Mid-cap stocks and the related ETFs often go overlooked compared to large- and small-caps. However, mid-caps have stellar long-term track records and some offer the potential for increased dividend income.

The WisdomTree U.S. MidCap Dividend Fund (NYSEARCA: DON) is one of the more venerable names among mid-cap dividend ETFs. Unlike other dividend-paying stock ETFs, DON weights components based on the total dollar amount of dividends paid as opposed to others that weight components based on yield percentage.

DON, which recently turned 12 years old, tracks the WisdomTree U.S. MidCap Dividend Index. That benchmark is “dividend weighted annually to reflect the proportionate share of the aggregate cash dividends each component company is projected to pay in the coming year, based on the most recently declared dividend per share,” according to WisdomTree.

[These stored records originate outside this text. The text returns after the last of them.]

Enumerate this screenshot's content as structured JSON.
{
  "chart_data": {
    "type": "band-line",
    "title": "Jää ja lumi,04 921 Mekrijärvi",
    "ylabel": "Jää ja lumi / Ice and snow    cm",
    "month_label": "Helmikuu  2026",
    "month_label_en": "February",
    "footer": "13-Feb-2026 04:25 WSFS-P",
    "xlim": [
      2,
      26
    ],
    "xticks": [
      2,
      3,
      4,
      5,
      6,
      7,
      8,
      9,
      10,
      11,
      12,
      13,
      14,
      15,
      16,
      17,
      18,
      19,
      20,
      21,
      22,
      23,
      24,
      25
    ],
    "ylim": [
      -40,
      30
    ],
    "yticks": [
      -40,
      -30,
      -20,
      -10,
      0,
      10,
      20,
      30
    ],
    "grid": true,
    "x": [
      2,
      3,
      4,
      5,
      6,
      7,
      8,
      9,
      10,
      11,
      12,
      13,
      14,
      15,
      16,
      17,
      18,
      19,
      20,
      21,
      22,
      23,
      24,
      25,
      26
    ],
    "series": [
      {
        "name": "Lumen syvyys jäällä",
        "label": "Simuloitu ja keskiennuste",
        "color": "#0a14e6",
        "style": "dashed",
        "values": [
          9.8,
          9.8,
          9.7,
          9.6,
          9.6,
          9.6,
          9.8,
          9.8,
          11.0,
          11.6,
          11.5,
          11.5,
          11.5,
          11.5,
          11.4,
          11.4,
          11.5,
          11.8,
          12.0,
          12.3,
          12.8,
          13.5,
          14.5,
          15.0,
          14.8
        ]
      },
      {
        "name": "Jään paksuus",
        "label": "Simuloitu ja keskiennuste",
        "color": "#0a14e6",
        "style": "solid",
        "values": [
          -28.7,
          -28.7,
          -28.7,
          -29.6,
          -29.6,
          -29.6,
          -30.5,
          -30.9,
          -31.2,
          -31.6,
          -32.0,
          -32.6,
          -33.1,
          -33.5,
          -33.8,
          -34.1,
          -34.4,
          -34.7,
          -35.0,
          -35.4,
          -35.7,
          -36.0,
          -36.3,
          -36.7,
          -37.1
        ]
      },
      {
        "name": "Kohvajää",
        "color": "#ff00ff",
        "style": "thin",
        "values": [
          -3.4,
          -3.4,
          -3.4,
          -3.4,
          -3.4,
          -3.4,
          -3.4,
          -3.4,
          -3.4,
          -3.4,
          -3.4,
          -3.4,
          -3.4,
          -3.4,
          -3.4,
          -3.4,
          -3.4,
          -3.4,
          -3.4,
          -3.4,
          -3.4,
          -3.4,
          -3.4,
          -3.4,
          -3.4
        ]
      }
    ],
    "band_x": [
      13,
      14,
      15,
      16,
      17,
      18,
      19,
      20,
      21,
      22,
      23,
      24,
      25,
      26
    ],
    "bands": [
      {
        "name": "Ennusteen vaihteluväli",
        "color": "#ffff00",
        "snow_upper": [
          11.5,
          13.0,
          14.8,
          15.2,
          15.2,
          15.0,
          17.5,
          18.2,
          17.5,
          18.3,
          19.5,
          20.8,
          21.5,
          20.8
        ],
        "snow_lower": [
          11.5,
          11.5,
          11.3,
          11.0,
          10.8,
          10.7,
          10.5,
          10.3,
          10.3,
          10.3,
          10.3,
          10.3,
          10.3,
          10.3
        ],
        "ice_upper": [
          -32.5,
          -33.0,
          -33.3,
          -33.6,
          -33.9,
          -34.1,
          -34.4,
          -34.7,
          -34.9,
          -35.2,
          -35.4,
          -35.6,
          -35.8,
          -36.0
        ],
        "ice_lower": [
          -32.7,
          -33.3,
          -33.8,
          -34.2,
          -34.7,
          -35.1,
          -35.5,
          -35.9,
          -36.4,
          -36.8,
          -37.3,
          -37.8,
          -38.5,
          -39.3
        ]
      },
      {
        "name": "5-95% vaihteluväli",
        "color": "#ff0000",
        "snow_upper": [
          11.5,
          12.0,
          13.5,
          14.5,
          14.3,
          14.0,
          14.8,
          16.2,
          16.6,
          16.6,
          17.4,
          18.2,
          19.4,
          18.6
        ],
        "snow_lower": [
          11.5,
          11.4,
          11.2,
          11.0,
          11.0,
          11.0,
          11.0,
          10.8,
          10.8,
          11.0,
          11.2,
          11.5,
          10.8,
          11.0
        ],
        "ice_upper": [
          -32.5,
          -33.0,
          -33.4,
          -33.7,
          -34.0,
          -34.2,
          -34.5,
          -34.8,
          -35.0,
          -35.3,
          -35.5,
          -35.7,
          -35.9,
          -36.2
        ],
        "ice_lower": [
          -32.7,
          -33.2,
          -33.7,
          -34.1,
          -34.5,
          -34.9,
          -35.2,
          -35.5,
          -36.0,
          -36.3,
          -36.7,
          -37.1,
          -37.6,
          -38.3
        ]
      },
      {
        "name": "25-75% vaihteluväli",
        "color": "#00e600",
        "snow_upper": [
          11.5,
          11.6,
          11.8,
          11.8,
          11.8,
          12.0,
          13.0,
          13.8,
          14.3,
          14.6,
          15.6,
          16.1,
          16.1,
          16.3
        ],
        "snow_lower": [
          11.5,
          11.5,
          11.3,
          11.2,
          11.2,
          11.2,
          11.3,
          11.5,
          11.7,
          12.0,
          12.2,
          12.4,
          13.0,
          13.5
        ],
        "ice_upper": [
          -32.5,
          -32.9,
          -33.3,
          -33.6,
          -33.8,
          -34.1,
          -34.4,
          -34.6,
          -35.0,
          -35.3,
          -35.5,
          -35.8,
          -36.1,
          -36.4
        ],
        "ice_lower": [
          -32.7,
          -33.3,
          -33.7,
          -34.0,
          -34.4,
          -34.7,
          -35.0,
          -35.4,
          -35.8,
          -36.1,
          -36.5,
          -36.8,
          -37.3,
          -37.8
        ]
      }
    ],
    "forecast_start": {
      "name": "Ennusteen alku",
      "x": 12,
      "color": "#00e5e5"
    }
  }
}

DON’s “approach balances firm size (larger companies tend to make higher aggregate dividend payments) against yield. When it rebalances back to its target dividend weightings each December, the fund adds to stocks that have become cheaper relative to their dividends and trims positions that have become more expensive,” according to Morningstar.

Diversified Mid-Caps

Mid-cap companies are slightly more diversified than their small-cap peers, which allows many mid-sized companies to generate more consistent revenue and cash flow, along with providing more stable stock prices. Additionally, they are not so big that their size would slow down growth.

DON’s underlying index, which is home to nearly 400 stocks, has a trailing 12-month dividend yield of 2.96%. The S&P MidCap 400 Index has a dividend yield of just 1.25%.

DON’s “portfolio effectively targets dividend yield without incurring too much risk. Although the fund doesn’t screen its holdings for profitability or dividend sustainability, a few dividend cuts across its portfolio shouldn’t significantly impact its performance because it is broadly diversified and skews toward larger, more-stable names,” said Morningstar.

DON’s largest sector allocation is consumer discretionary at 22.53% while real estate and industrials combine for 30.54%.

“Over the past decade through May 2018, the fund topped the mid-value category average and Russell Midcap Value Index by 3.0 and 1.9 percentage points, respectively, with lower risk,” said Morningstar.

Morningstar has a bronze rating on DON.